Él la miró con atención y ladeó la cabeza de un modo que le volvió a parecer extrañamente familiar.
—¿Has estado casada?
—Nunca. No he encontrado al hombre adecuado para eso, aunque he mantenido un par de relaciones largas.
—Pero no salieron bien, supongo.
—No. Y por si sientes curiosidad, te diré que mi situación es peor que la tuya. Tengo treinta y tres años, así que el castigo de tu familia sería terrible.
Rule sonrió.
—Desde luego... Deberías casarte de inmediato. Y tener nueve hijos, por lo menos. Y hacerlo con un hombre rico que te adore.
—Hum. Un hombre rico que me adore —repitió—. No me importaría, pero... ¿nueve hijos? Son más de los que me gustaría tener. Notablemente más.
—¿Notablemente? ¿Es que no quieres tener hijos?
Sydney estuvo a punto de hablarle de Trevor, pero se lo pensó mejor. Rule no dejaba de ser un desconocido, una fantasía que se esfumaría en poco tiempo. En cambio, Trevor era real; lo más hermoso, perfecto e importante de su vida.
—Yo no he dicho que no quiera niños; solo he dicho que no quiero nueve.
—Bueno, estoy seguro de que podríamos llegar a un acuerdo.

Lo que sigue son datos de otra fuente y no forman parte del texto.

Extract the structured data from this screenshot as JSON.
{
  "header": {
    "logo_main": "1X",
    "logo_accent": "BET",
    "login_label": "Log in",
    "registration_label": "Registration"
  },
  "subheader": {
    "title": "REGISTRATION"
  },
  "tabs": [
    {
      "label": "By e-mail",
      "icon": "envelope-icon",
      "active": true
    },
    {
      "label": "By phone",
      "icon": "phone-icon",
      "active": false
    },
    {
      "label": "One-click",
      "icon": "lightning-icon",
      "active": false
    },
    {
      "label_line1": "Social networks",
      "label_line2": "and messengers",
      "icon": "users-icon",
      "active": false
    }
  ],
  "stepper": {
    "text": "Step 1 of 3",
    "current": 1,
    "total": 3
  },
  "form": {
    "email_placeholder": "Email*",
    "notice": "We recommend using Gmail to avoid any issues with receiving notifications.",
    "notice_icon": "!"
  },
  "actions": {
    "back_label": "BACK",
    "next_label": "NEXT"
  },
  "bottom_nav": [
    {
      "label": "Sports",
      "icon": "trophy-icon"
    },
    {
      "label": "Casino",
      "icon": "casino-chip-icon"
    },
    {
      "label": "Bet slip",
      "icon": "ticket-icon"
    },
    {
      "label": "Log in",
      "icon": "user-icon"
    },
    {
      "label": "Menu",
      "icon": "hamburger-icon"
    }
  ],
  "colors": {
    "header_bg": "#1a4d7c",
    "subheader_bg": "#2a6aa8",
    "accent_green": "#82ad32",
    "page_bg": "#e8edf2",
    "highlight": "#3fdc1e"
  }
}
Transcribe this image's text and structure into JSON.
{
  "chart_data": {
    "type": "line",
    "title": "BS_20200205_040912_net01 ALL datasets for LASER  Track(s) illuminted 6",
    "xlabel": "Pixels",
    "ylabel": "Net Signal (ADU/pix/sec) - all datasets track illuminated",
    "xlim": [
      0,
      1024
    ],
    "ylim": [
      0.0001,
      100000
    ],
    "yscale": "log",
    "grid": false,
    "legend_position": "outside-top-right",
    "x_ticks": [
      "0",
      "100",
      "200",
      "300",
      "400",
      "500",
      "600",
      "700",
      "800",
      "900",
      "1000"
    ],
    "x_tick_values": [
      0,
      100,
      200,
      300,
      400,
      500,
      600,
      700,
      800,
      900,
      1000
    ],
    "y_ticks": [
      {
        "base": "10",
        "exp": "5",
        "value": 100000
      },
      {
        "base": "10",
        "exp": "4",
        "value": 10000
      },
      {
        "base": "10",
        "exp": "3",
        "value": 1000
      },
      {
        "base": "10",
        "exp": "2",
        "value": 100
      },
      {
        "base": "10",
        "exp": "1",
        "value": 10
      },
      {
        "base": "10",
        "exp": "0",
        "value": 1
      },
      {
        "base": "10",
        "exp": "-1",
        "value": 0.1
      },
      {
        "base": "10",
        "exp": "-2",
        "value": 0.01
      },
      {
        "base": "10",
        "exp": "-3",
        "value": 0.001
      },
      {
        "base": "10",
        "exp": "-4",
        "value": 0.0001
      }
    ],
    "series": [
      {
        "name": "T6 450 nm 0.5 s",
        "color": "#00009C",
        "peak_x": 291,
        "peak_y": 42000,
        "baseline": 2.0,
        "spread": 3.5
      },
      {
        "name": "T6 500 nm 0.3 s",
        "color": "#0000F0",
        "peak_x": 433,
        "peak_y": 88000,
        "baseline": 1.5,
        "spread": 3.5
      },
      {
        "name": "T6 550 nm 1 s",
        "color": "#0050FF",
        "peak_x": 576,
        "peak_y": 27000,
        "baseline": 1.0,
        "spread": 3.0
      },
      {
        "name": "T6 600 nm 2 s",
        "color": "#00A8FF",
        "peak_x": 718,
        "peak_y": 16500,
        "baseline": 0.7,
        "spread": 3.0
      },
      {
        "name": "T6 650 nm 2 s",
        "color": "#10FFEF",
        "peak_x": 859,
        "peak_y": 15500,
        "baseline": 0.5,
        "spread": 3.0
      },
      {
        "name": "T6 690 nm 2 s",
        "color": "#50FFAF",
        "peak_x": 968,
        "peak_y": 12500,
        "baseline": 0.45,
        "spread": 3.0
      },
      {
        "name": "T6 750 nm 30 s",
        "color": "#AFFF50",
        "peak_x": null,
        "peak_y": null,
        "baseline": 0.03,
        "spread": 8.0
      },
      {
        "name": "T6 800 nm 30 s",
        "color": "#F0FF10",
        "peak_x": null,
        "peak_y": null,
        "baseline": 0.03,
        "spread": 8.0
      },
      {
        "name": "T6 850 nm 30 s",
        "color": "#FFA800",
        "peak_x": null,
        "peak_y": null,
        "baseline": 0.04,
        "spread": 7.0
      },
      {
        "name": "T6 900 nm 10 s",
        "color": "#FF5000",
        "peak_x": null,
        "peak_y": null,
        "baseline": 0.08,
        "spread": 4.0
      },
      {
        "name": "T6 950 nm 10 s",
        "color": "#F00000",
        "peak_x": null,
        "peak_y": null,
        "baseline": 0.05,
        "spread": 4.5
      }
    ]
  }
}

Me precio de ser un hombre razonable.
Ella lo miró con sorpresa.
—¿Un acuerdo?
—Claro. Estos asuntos atañen a las dos partes de una pareja; se tienen que decidir por consenso —contestó.
—Rule... No puedo creer que... —empezó a decir, desconcertada—. ¿Me estás pidiendo que me case contigo?
Él contestó con toda naturalidad, como si fuera lo más normal del mundo.
—Bueno, encajo en las condiciones que has mencionado hace un momento... Soy rico y podría adorarte con mucha facilidad.